Syntax of observer's notes
The observer's notes have a number of comment lines in the beginning of the files (all starting with the symbol #) and then line by line the recording geometry and time for each shot.
The observer's notes have 9 columns, from left to right FLDR (field record identifier, bytes 9–12 in trace headers), FIRST (pole of first geophone in spread), LAST (pole of last geophone in spread), SHOT (shot pole), D (day), M (month), H (hour), MIN (minute) and S (second).
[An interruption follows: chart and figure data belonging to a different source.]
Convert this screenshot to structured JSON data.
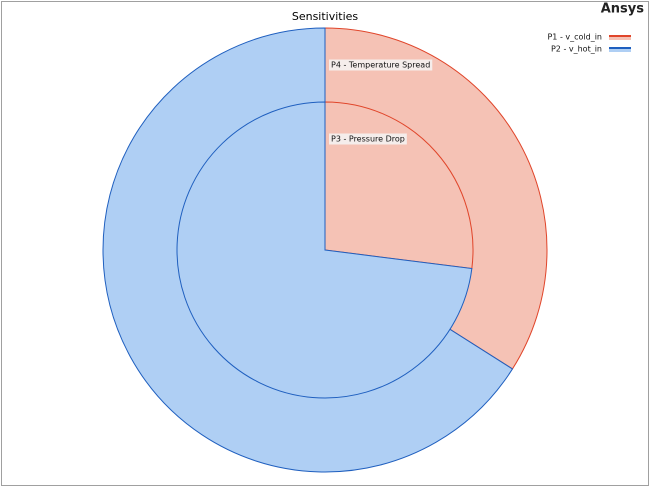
{
  "logo": "Ansys",
  "chart_data": {
    "type": "pie",
    "title": "Sensitivities",
    "series": [
      {
        "name": "P1 - v_cold_in",
        "color": "#e0452a",
        "fill": "#f5c2b5"
      },
      {
        "name": "P2 - v_hot_in",
        "color": "#1f5fbf",
        "fill": "#afcff4"
      }
    ],
    "rings": [
      {
        "label": "P4 - Temperature Spread",
        "values": [
          34,
          66
        ]
      },
      {
        "label": "P3 - Pressure Drop",
        "values": [
          27,
          73
        ]
      }
    ],
    "legend": "top-right"
  }
}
# Observer's notes for FIRE 3-1
# The numbers in columns 2,3,4 refer to peg numbers.
# Format string: "%8d %7d %7d %7d %3d %3d %3d %3d %3d\n"
# Fire 3-1 starts here
# FLDR FIRST LAST SHOT D M H MIN S
2 1 362 1 8 5 12 41 5
3 1 362 3 8 5 12 51 13
4 1 362 5 8 5 13 1 7
5 1 362 7 8 5 13 10 1
Even the quality controlled versions of the data may contain errors. A comprehensive erratum is available for all lines and should be always consulted before using the data.
No attempt has been made to remove or mute noisy traces.